Southeastern fox squirrels flourish in open savanna-like habitat with widely-spaced trees.

Fox Squirrels -- Denizens of the Longleaf Forest

By Arlo Kane, regional coordinator,
Florida Fish and Wildlife Conservation Commission
Landowner Assistance Program

Recently, I was touring a friend’s property in the Florida sandhills through beautiful older longleaf pines, with an open understory that is regularly burned.  As we came around the corner, two fox squirrels bounded towards the nearest large pine.  In a minute, both had found a tree they liked and were gone from sight.  I don’t know about you, but I never tire of seeing fox squirrels. But I must admit it does not happen as often as I would like. Southeastern fox squirrels are declining because over the years 97 percent of the mature longleaf pine forests have been lost. Like many other denizens of the longleaf forest, fox squirrels prefer widely spaced mature pines with a few scattered large oaks with both an open understory and mid-story.  This is their ideal habitat.

Fox squirrels occur over most of the central and eastern United States, with the exception of the states northeast of New York.  Their color phases range from gray to black to red.  Fox squirrels are the largest but least arboreal tree squirrel species in North America.  The fox squirrel is about twice as large as the more common gray squirrel.  Its larger size is probably an adaption to living in an open savanna-like habitat with widely spaced trees.  The fox squirrel’s larger size is an advantage for traveling overland as opposed to gray squirrels that negotiate through the canopy of dense forests where they can move from tree to tree without having to go to the ground.  Fox squirrels’ larger size also gives them the strength to crack open green longleaf pinecones - a feat that the average gray squirrel cannot achieve. 

Wildlife researchers have found the most important feature influencing southeastern fox squirrel habitat is tree canopy cover.  Too much canopy results in reduced occurrences of fox squirrels.  This can happen for several reasons, but the most likely is increased competition with gray squirrels.  As hardwoods encroach into the longleaf forest, gray squirrels move in and fox squirrels move out.

While too many hardwoods can favor gray squirrel habitat over fox squirrel habitat, a few clumps of oaks and scattered large oaks are important features of fox squirrel habitat. The oaks provide acorns for fox squirrels’ food and large hardwoods are preferred for daytime refuge.  It is not the hardwoods that are the problem, but their density.  Too many hardwoods seem to make the habitat unsuitable for fox squirrels and they will move out. 

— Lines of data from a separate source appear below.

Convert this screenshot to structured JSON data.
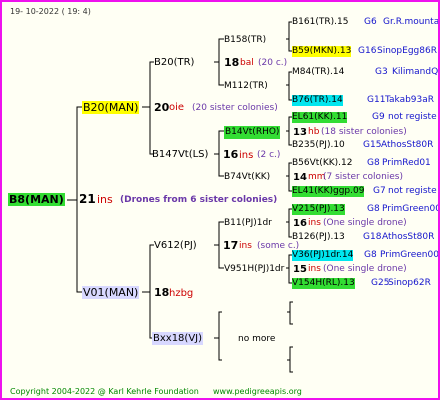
{
  "date": "19-  10-2022  ( 19:   4)",
  "root": {
    "name": "B8(MAN)",
    "num": "21",
    "code": "ins",
    "drones": "(Drones from 6 sister colonies)"
  },
  "gen1": {
    "top": {
      "name": "B20(MAN)",
      "num": "20",
      "code": "oie",
      "note": "(20 sister colonies)"
    },
    "bottom": {
      "name": "V01(MAN)",
      "num": "18",
      "code": "hzbg"
    }
  },
  "gen2": {
    "b20tr": {
      "name": "B20(TR)"
    },
    "b147": {
      "name": "B147Vt(LS)",
      "num": "16",
      "code": "ins",
      "note": "(2 c.)"
    },
    "v612": {
      "name": "V612(PJ)",
      "num": "17",
      "code": "ins",
      "note": "(some c.)"
    },
    "bxx18": {
      "name": "Bxx18(VJ)",
      "note": "no more"
    }
  },
  "gen3": {
    "b158": {
      "name": "B158(TR)",
      "num": "18",
      "code": "bal",
      "note": "(20 c.)"
    },
    "m112": {
      "name": "M112(TR)"
    },
    "b14vt": {
      "name": "B14Vt(RHO)",
      "num": "13",
      "code": "hb",
      "note": "(18 sister colonies)"
    },
    "b74vt": {
      "name": "B74Vt(KK)",
      "num": "14",
      "code": "mm",
      "note": "(7 sister colonies)"
    },
    "b11": {
      "name": "B11(PJ)1dr",
      "num": "16",
      "code": "ins",
      "note": "(One single drone)"
    },
    "v951h": {
      "name": "V951H(PJ)1dr",
      "num": "15",
      "code": "ins",
      "note": "(One single drone)"
    }
  },
  "gen4": [
    {
      "name": "B161(TR).15",
      "gen": "G6",
      "loc": "Gr.R.mounta"
    },
    {
      "name": "B59(MKN).13",
      "gen": "G16",
      "loc": "SinopEgg86R"
    },
    {
      "name": "M84(TR).14",
      "gen": "G3",
      "loc": "KilimandQ"
    },
    {
      "name": "B76(TR).14",
      "gen": "G11",
      "loc": "Takab93aR"
    },
    {
      "name": "EL61(KK).11",
      "gen": "G9",
      "loc": "not registe"
    },
    {
      "name": "B235(PJ).10",
      "gen": "G15",
      "loc": "AthosSt80R"
    },
    {
      "name": "B56Vt(KK).12",
      "gen": "G8",
      "loc": "PrimRed01"
    },
    {
      "name": "EL41(KK)ggp.09",
      "gen": "G7",
      "loc": "not registe"
    },
    {
      "name": "V215(PJ).13",
      "gen": "G8",
      "loc": "PrimGreen00"
    },
    {
      "name": "B126(PJ).13",
      "gen": "G18",
      "loc": "AthosSt80R"
    },
    {
      "name": "V36(PJ)1dr.14",
      "gen": "G8",
      "loc": "PrimGreen00"
    },
    {
      "name": "V154H(RL).13",
      "gen": "G25",
      "loc": "Sinop62R"
    }
  ],
  "footer": {
    "copyright": "Copyright 2004-2022 @ Karl Kehrle Foundation",
    "url": "www.pedigreeapis.org"
  },
  "colors": {
    "border": "#ee11ee",
    "yellow": "#ffff00",
    "green": "#33dd33",
    "cyan": "#00e6ee",
    "red": "#cc0000",
    "blue": "#1515cc"
  }
}
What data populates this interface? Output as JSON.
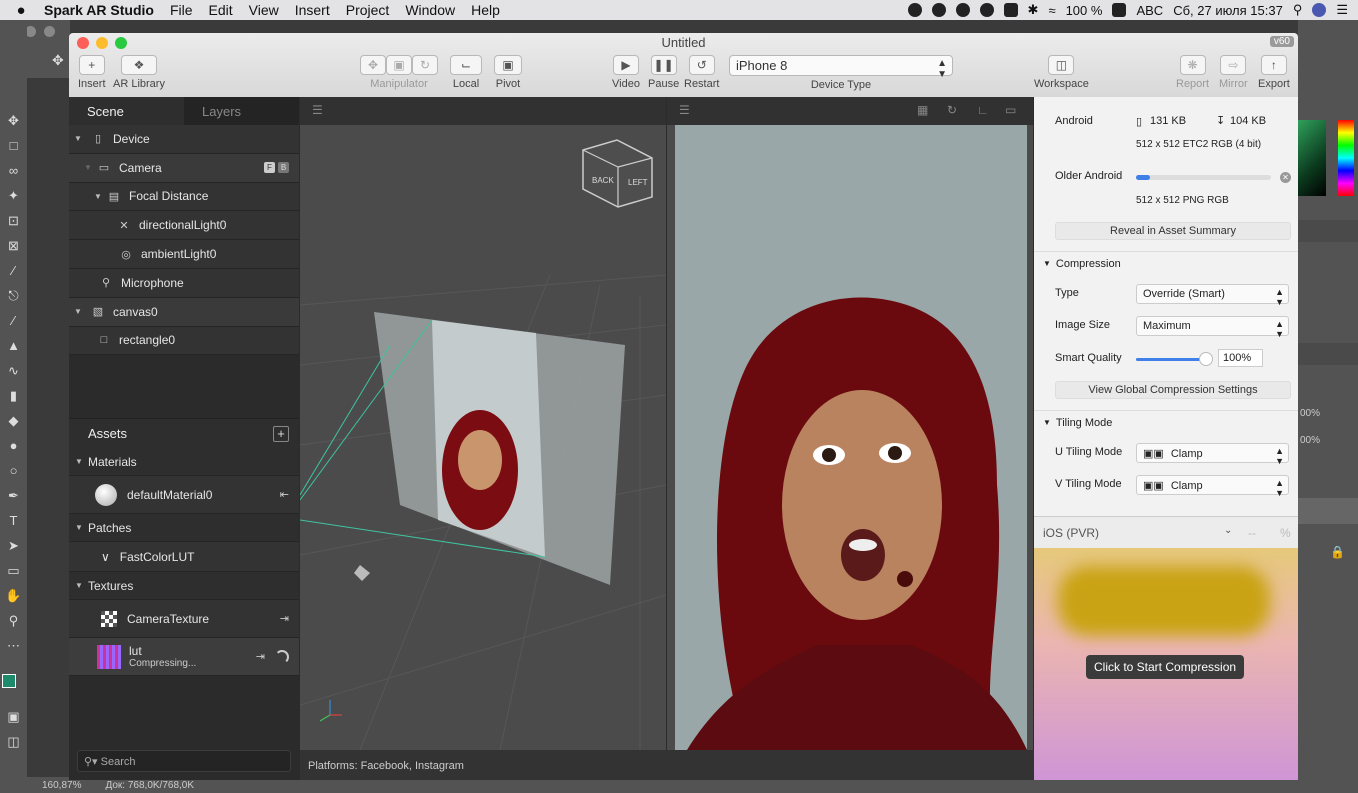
{
  "menubar": {
    "app": "Spark AR Studio",
    "items": [
      "File",
      "Edit",
      "View",
      "Insert",
      "Project",
      "Window",
      "Help"
    ],
    "battery": "100 %",
    "input": "ABC",
    "datetime": "Сб, 27 июля  15:37"
  },
  "photoshop": {
    "zoom": "160,87%",
    "doc": "Док: 768,0K/768,0K",
    "percent1": "00%",
    "percent2": "00%"
  },
  "window": {
    "title": "Untitled",
    "version": "v60"
  },
  "toolbar": {
    "insert": "Insert",
    "ar_library": "AR Library",
    "manipulator": "Manipulator",
    "local": "Local",
    "pivot": "Pivot",
    "video": "Video",
    "pause": "Pause",
    "restart": "Restart",
    "device_value": "iPhone 8",
    "device_type": "Device Type",
    "workspace": "Workspace",
    "report": "Report",
    "mirror": "Mirror",
    "export": "Export"
  },
  "scene": {
    "tab_scene": "Scene",
    "tab_layers": "Layers",
    "items": [
      {
        "label": "Device"
      },
      {
        "label": "Camera",
        "f": "F",
        "b": "B"
      },
      {
        "label": "Focal Distance"
      },
      {
        "label": "directionalLight0"
      },
      {
        "label": "ambientLight0"
      },
      {
        "label": "Microphone"
      },
      {
        "label": "canvas0"
      },
      {
        "label": "rectangle0"
      }
    ]
  },
  "assets": {
    "title": "Assets",
    "materials": "Materials",
    "default_material": "defaultMaterial0",
    "patches": "Patches",
    "fast_color_lut": "FastColorLUT",
    "textures": "Textures",
    "camera_texture": "CameraTexture",
    "lut": "lut",
    "lut_status": "Compressing...",
    "search_placeholder": "Search"
  },
  "viewport": {
    "cube_back": "BACK",
    "cube_left": "LEFT"
  },
  "status": {
    "platforms": "Platforms: Facebook, Instagram"
  },
  "inspector": {
    "android": "Android",
    "android_size1": "131 KB",
    "android_size2": "104 KB",
    "android_format": "512 x 512 ETC2 RGB (4 bit)",
    "older_android": "Older Android",
    "older_progress": 0.1,
    "older_format": "512 x 512 PNG RGB",
    "reveal": "Reveal in Asset Summary",
    "compression": "Compression",
    "type_label": "Type",
    "type_value": "Override (Smart)",
    "image_size_label": "Image Size",
    "image_size_value": "Maximum",
    "smart_quality_label": "Smart Quality",
    "smart_quality_value": "100%",
    "smart_quality_level": 1.0,
    "view_global": "View Global Compression Settings",
    "tiling_mode": "Tiling Mode",
    "u_tiling_label": "U Tiling Mode",
    "u_tiling_value": "Clamp",
    "v_tiling_label": "V Tiling Mode",
    "v_tiling_value": "Clamp",
    "ios": "iOS (PVR)",
    "ios_dash": "--",
    "ios_pct": "%",
    "start_compression": "Click to Start Compression"
  },
  "colors": {
    "accent": "#3f7fe8",
    "panel_dark": "#2b2b2b",
    "inspector_bg": "#f2f2f2",
    "hair_red": "#6b0a0e"
  }
}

The typical diet for fox squirrels includes acorns, longleaf pine seeds, fruits, insects and fungi.  It is the fungi that are their most interesting food source and it may indicate an important relationship between fox squirrels and the longleaf pine forest. Researchers in the 1970s found evidence of subterranean fungi in the fecal samples of southeastern fox squirrels. They confirmed that small pits in the sandhills had been dug by fox squirrels looking for the fruiting bodies of underground fungi. Fungi are eaten by many species of wildlife because they supply sufficient amounts of sodium and phosphorous to the diet.  But in the case of these underground fungi, they also are used by tree roots to help provide nutrients to the growing tree. Because spores of the fungi pass through the digestive tract unharmed, fox squirrels are important for moving the fungal spores around the forest and helping newly planted longleaf pines gain important nutrients from the soil. Fox squirrels then can be thought of as an indicator species for a healthy longleaf pine forest. A forest with fox squirrels is healthier than one without.

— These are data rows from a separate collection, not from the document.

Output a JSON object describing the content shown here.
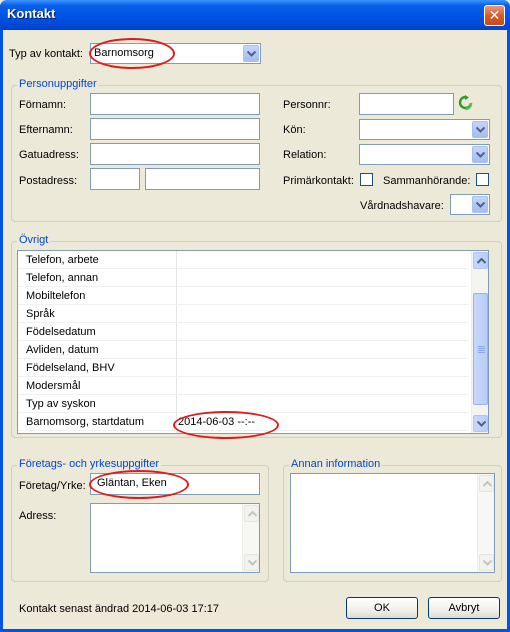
{
  "window": {
    "title": "Kontakt",
    "close_glyph": "✕"
  },
  "contact_type": {
    "label": "Typ av kontakt:",
    "value": "Barnomsorg"
  },
  "personuppgifter": {
    "title": "Personuppgifter",
    "fornamn": "Förnamn:",
    "efternamn": "Efternamn:",
    "gatuadress": "Gatuadress:",
    "postadress": "Postadress:",
    "personnr": "Personnr:",
    "kon": "Kön:",
    "relation": "Relation:",
    "primarkontakt": "Primärkontakt:",
    "sammanhorande": "Sammanhörande:",
    "vardnadshavare": "Vårdnadshavare:"
  },
  "ovrigt": {
    "title": "Övrigt",
    "rows": [
      {
        "label": "Telefon, arbete",
        "value": ""
      },
      {
        "label": "Telefon, annan",
        "value": ""
      },
      {
        "label": "Mobiltelefon",
        "value": ""
      },
      {
        "label": "Språk",
        "value": ""
      },
      {
        "label": "Födelsedatum",
        "value": ""
      },
      {
        "label": "Avliden, datum",
        "value": ""
      },
      {
        "label": "Födelseland, BHV",
        "value": ""
      },
      {
        "label": "Modersmål",
        "value": ""
      },
      {
        "label": "Typ av syskon",
        "value": ""
      },
      {
        "label": "Barnomsorg, startdatum",
        "value": "2014-06-03 --:--"
      }
    ]
  },
  "foretag": {
    "title": "Företags- och yrkesuppgifter",
    "yrke_label": "Företag/Yrke:",
    "yrke_value": "Gläntan, Eken",
    "adress_label": "Adress:"
  },
  "annan": {
    "title": "Annan information"
  },
  "footer": {
    "status": "Kontakt senast ändrad 2014-06-03 17:17",
    "ok": "OK",
    "cancel": "Avbryt"
  },
  "colors": {
    "annotation": "#e11a1a",
    "group_title": "#0046d5",
    "titlebar": "#0055e5"
  },
  "icons": {
    "refresh": "green-refresh-icon",
    "dropdown": "chevron-down-icon",
    "close": "close-icon"
  }
}
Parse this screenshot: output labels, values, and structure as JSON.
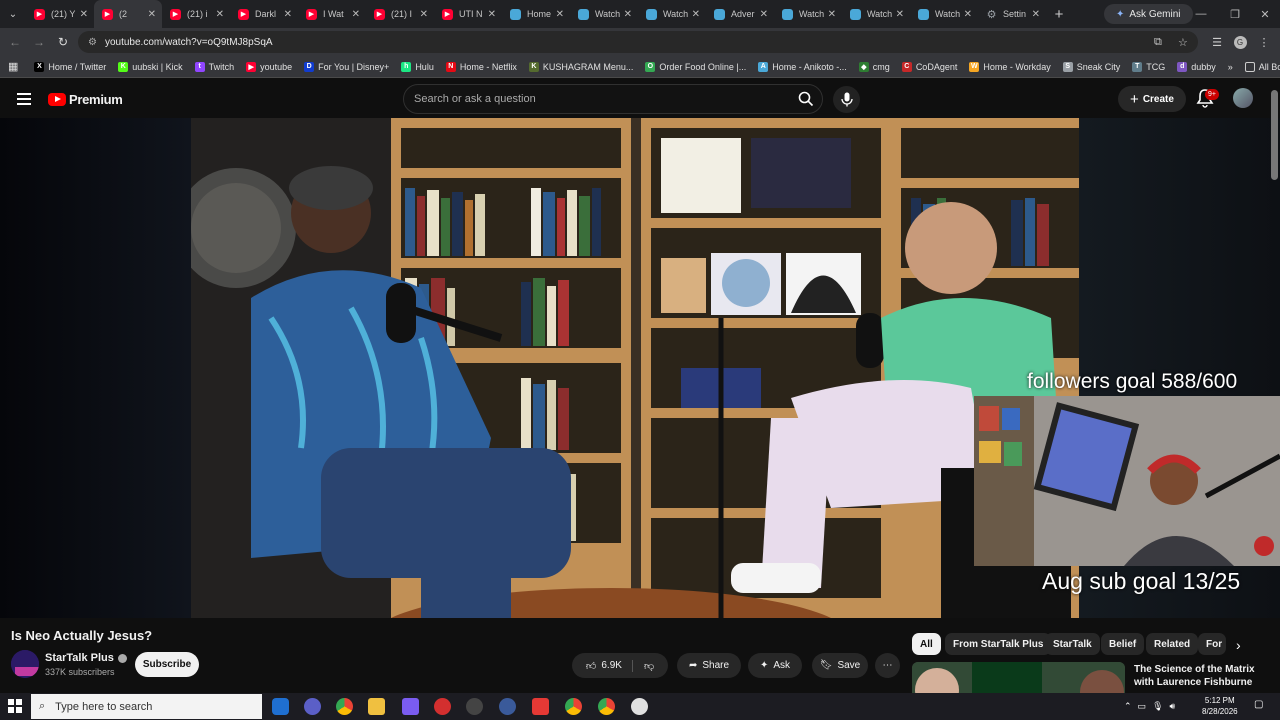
{
  "browser": {
    "tabs": [
      {
        "title": "(21) Y",
        "icon": "youtube-icon",
        "color": "#ff0033"
      },
      {
        "title": "(2",
        "icon": "youtube-icon",
        "color": "#ff0033",
        "active": true
      },
      {
        "title": "(21) i",
        "icon": "youtube-icon",
        "color": "#ff0033"
      },
      {
        "title": "Darkl",
        "icon": "youtube-icon",
        "color": "#ff0033"
      },
      {
        "title": "I Wat",
        "icon": "youtube-icon",
        "color": "#ff0033"
      },
      {
        "title": "(21) I",
        "icon": "youtube-icon",
        "color": "#ff0033"
      },
      {
        "title": "UTI N",
        "icon": "youtube-icon",
        "color": "#ff0033"
      },
      {
        "title": "Home",
        "icon": "globe-icon",
        "color": "#4aa8d8"
      },
      {
        "title": "Watch",
        "icon": "globe-icon",
        "color": "#4aa8d8"
      },
      {
        "title": "Watch",
        "icon": "globe-icon",
        "color": "#4aa8d8"
      },
      {
        "title": "Adver",
        "icon": "globe-icon",
        "color": "#4aa8d8"
      },
      {
        "title": "Watch",
        "icon": "globe-icon",
        "color": "#4aa8d8"
      },
      {
        "title": "Watch",
        "icon": "globe-icon",
        "color": "#4aa8d8"
      },
      {
        "title": "Watch",
        "icon": "globe-icon",
        "color": "#4aa8d8"
      },
      {
        "title": "Settin",
        "icon": "gear-icon",
        "color": "#9aa0a6"
      }
    ],
    "gemini_label": "Ask Gemini",
    "url": "youtube.com/watch?v=oQ9tMJ8pSqA",
    "profile_initial": "G",
    "bookmarks": [
      {
        "label": "Home / Twitter",
        "icon": "x-icon",
        "color": "#000000",
        "glyph": "X"
      },
      {
        "label": "uubski | Kick",
        "icon": "kick-icon",
        "color": "#53fc18",
        "glyph": "K"
      },
      {
        "label": "Twitch",
        "icon": "twitch-icon",
        "color": "#9146ff",
        "glyph": "t"
      },
      {
        "label": "youtube",
        "icon": "youtube-icon",
        "color": "#ff0033",
        "glyph": "▶"
      },
      {
        "label": "For You | Disney+",
        "icon": "disney-icon",
        "color": "#113ccf",
        "glyph": "D"
      },
      {
        "label": "Hulu",
        "icon": "hulu-icon",
        "color": "#1ce783",
        "glyph": "h"
      },
      {
        "label": "Home - Netflix",
        "icon": "netflix-icon",
        "color": "#e50914",
        "glyph": "N"
      },
      {
        "label": "KUSHAGRAM Menu...",
        "icon": "kushagram-icon",
        "color": "#556b2f",
        "glyph": "K"
      },
      {
        "label": "Order Food Online |...",
        "icon": "food-icon",
        "color": "#34a853",
        "glyph": "O"
      },
      {
        "label": "Home - Anikoto -...",
        "icon": "globe-icon",
        "color": "#4aa8d8",
        "glyph": "A"
      },
      {
        "label": "cmg",
        "icon": "cmg-icon",
        "color": "#2e7d32",
        "glyph": "◆"
      },
      {
        "label": "CoDAgent",
        "icon": "codagent-icon",
        "color": "#c62828",
        "glyph": "C"
      },
      {
        "label": "Home - Workday",
        "icon": "workday-icon",
        "color": "#f5a623",
        "glyph": "W"
      },
      {
        "label": "Sneak City",
        "icon": "globe-icon",
        "color": "#9aa0a6",
        "glyph": "S"
      },
      {
        "label": "TCG",
        "icon": "tcg-icon",
        "color": "#607d8b",
        "glyph": "T"
      },
      {
        "label": "dubby",
        "icon": "dubby-icon",
        "color": "#7e57c2",
        "glyph": "d"
      }
    ],
    "all_bookmarks_label": "All Bookmarks"
  },
  "youtube": {
    "logo_text": "Premium",
    "search_placeholder": "Search or ask a question",
    "create_label": "Create",
    "notification_count": "9+"
  },
  "video": {
    "overlay_followers": "followers goal 588/600",
    "overlay_subs": "Aug sub goal 13/25",
    "title": "Is Neo Actually Jesus?",
    "channel": "StarTalk Plus",
    "subscribers": "337K subscribers",
    "subscribe_label": "Subscribe",
    "likes": "6.9K",
    "share_label": "Share",
    "ask_label": "Ask",
    "save_label": "Save"
  },
  "chips": [
    "All",
    "From StarTalk Plus",
    "StarTalk",
    "Belief",
    "Related",
    "For"
  ],
  "recommendation": {
    "title": "The Science of the Matrix with Laurence Fishburne"
  },
  "taskbar": {
    "search_placeholder": "Type here to search",
    "time": "5:12 PM",
    "date": "8/28/2026"
  }
}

Managing a longleaf forest generally means using prescribed fire. Prescribed burning on a two to three year rotation is important for maintaining that open understory and mid-story habitat. In the absence of fire, hardwoods will encroach and eventually make the habitat unsuitable for fox squirrels.  Certain oaks such as turkey oaks and southern red oak are tolerant of frequent fire to a degree. They are fine at low density, but what you don’t want is a hardwood forest. Thinning your pine forest to lower densities as soon as feasible is also important to creating good habitat.

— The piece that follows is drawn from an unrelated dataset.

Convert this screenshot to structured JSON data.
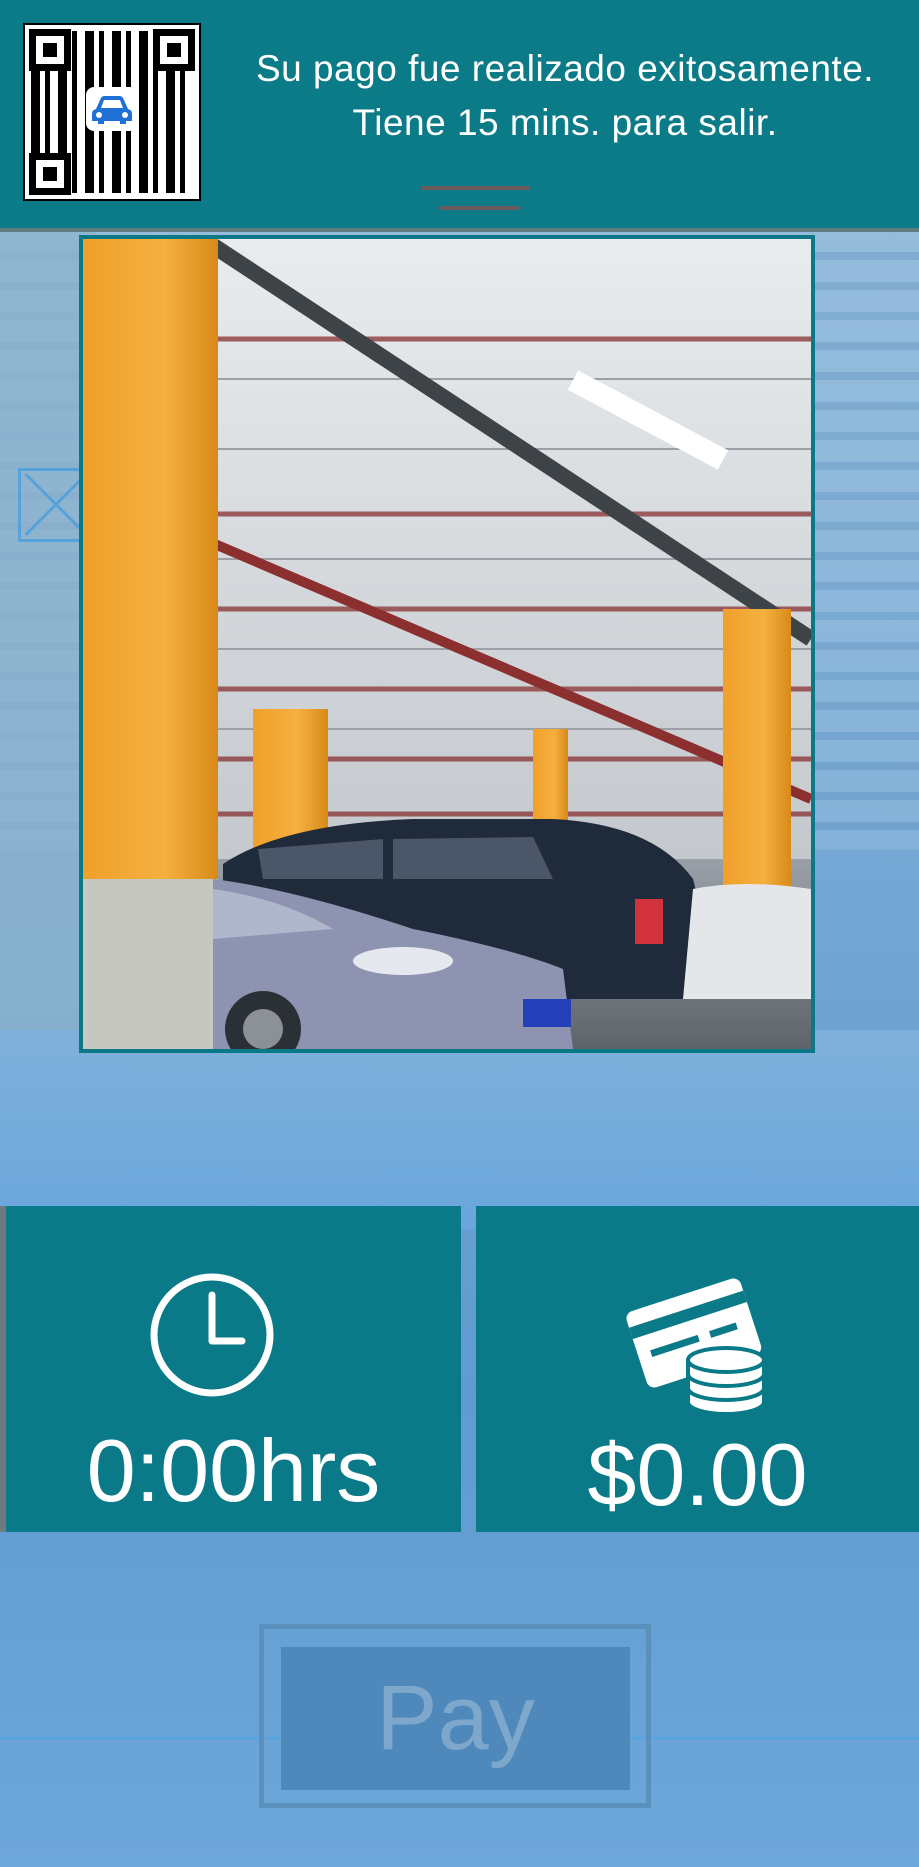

As landowners harvest and replant their forestland, picking the species to replant is important. Often economics is the driving force and may lead landowners to favor slash or loblolly pines over longleaf. If you are interested in fox squirrels, you may want to add in some other considerations to your decision.  Slash and loblolly pines are not usually burned until the trees are around 12 years of age.  A lot of hardwood encroachment can occur in that time. Also these pines are usually planted at higher densities, which eliminates the open canopy, open understory habitat favored by fox squirrels. Most slash and loblolly pines are planted on short rotations, which means the pines are harvested before they reach the larger size of a mature timber stand. As tree height and diameter increase, preference by fox squirrels increase. So, short rotations may not allow the trees to reach a size that attracts fox squirrels.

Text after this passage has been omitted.